A single result in a show means very little - you will go under all-rounders and breed specialists and then gundog specialists who will sit inbetween the others - I can remember when I started showing my eldest show girl - she had a couple of OK results, then at 8 months, she swept the board under a gundog specialist winning Best of Breed, Best AV Gundog puppy, Best AV Gundog Open, last 8 in Best in Show and Best puppy in show - the following day we went to another show and got 4th out of 4 - the joys of showing :lol: she didn't fully mature till she was 2.5 so we had a long wait (then in her prime, she went and badly injured her leg  )

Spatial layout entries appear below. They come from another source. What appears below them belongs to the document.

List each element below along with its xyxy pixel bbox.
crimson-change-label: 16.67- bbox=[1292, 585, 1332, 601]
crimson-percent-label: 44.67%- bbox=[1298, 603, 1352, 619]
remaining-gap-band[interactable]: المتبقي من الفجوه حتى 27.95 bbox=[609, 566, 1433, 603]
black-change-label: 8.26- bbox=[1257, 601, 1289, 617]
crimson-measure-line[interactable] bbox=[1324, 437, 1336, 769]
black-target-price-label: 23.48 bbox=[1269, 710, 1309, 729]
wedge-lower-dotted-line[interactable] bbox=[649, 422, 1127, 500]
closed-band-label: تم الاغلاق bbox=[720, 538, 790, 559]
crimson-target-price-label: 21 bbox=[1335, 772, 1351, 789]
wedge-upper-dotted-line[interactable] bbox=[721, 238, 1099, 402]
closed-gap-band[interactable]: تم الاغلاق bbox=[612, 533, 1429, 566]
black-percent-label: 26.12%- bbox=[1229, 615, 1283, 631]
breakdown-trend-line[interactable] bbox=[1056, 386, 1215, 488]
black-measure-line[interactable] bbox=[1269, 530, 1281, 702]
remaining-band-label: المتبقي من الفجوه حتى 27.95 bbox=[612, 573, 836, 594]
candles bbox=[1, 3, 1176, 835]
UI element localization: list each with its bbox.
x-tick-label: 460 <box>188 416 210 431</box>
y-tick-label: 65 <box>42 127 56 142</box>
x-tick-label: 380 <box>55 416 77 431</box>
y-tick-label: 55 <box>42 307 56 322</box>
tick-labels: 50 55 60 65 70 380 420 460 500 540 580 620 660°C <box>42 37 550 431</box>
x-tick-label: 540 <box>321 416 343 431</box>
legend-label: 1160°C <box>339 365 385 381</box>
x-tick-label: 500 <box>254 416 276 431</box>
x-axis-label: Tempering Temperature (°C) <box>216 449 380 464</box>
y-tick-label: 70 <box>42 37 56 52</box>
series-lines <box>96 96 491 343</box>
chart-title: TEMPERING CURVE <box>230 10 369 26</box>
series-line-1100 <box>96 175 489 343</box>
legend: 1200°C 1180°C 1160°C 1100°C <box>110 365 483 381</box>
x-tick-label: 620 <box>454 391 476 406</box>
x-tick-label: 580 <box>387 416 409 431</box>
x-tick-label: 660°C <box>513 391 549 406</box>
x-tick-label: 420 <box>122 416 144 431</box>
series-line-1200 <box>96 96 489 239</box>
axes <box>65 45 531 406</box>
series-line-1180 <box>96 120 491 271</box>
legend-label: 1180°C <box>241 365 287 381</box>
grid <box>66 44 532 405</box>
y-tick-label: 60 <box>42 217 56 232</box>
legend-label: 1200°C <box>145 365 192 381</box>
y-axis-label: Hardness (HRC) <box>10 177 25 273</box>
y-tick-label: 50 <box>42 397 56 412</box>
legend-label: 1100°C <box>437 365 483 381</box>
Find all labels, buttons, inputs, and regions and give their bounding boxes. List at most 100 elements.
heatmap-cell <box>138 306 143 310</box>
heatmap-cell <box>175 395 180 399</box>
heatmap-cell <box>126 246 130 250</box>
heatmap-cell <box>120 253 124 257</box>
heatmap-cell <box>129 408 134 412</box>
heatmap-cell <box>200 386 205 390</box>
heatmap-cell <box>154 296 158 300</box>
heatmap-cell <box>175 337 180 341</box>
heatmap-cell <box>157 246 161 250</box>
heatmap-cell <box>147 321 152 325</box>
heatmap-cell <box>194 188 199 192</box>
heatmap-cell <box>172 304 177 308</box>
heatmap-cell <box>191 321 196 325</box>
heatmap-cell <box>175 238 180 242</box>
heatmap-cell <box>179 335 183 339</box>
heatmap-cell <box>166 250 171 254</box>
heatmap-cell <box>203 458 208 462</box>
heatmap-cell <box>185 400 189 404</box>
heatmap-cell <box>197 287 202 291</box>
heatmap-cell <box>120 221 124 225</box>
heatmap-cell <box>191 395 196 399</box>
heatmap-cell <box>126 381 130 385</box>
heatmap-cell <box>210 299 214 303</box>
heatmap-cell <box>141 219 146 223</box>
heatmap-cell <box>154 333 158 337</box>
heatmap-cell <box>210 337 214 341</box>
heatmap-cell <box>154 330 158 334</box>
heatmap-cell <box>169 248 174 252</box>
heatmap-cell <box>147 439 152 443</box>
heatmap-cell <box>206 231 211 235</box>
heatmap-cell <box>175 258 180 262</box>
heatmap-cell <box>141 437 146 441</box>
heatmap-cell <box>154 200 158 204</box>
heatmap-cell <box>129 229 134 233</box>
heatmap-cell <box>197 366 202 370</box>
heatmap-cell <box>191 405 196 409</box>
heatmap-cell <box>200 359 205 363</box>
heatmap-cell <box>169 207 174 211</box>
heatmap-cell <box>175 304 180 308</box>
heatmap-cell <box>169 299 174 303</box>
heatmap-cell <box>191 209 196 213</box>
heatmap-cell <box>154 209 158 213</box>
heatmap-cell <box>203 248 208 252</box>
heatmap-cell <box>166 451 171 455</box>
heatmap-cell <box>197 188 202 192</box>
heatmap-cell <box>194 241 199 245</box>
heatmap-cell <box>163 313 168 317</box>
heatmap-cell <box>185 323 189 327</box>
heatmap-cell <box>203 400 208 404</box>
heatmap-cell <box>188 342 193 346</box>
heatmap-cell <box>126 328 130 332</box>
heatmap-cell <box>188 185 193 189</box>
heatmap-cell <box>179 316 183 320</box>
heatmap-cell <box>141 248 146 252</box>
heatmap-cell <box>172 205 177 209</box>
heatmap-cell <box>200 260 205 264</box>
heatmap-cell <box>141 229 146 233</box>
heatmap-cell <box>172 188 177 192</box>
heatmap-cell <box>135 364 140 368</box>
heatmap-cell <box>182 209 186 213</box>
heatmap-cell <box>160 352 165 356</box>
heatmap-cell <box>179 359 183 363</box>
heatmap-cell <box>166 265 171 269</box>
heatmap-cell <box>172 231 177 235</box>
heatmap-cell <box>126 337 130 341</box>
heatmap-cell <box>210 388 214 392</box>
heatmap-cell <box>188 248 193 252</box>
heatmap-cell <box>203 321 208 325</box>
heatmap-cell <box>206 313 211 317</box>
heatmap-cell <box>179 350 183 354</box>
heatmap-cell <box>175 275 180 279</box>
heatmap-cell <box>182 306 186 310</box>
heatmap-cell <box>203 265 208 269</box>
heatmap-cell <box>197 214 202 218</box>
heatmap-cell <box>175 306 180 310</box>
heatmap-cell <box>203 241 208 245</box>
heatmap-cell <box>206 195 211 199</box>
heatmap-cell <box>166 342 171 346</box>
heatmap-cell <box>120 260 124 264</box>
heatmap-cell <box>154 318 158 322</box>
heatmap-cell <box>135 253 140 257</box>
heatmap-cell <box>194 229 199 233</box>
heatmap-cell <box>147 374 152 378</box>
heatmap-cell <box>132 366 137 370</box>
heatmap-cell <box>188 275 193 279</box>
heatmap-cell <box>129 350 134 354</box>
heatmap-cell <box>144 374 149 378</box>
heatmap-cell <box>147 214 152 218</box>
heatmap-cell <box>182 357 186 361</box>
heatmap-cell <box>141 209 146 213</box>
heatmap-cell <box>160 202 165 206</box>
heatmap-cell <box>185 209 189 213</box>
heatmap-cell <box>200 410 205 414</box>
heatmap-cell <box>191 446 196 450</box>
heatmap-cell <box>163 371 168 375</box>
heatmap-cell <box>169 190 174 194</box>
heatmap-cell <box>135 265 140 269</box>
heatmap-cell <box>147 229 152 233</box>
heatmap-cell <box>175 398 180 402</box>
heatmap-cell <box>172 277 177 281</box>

Open shows have closing dates from an absolute minimum of 2 weeks (KC ruling) up to 6/7 weeks - and if you are intending to start soon, then start looking at shows now because closing dates will tend to extend over the spring and summer period as printers get busier etc etc - same for Limit shows - and both are usually very reasonably priced to enter - if you are enteirng Limit shows, then you have to pay up as a member when you enter (usually no more than a pound or two)

You may well have said how old your girl is - my apologies if I have missed it - but if you do want to show and your girl is still young, then wait for her to mature and have at least one season (and possibly two) before you neuter her - the girl I was talking about above had two seasons before she really came into her own.


----------



## CockersIndie (Dec 14, 2011)

that's ok- i am all new to this so it's great to be learning!thanks for all that advice swarthy- im definitely going to have a dabble! she's 7 months at the moment, and we're definitely going to let her have at least one season, if not two, depending on how she matures. 

the breeder herself didnt show so her mum wasn't a show dog. but her dad had moderate successes, think was RCC welsh gundog etc so she has some 'show' blood which was what made me think she might have some potential and it would be a shame not to dabble and see! 

but yes i do now realise the different levels of judging etc so i'll see how she takes to classes and the ring to start with and then progress onto open shows. it's nice to hear your bitch did so well! i've found a ringcraft class really close to me so i've just to organise myself and get down there! it's all very daunting though!


----------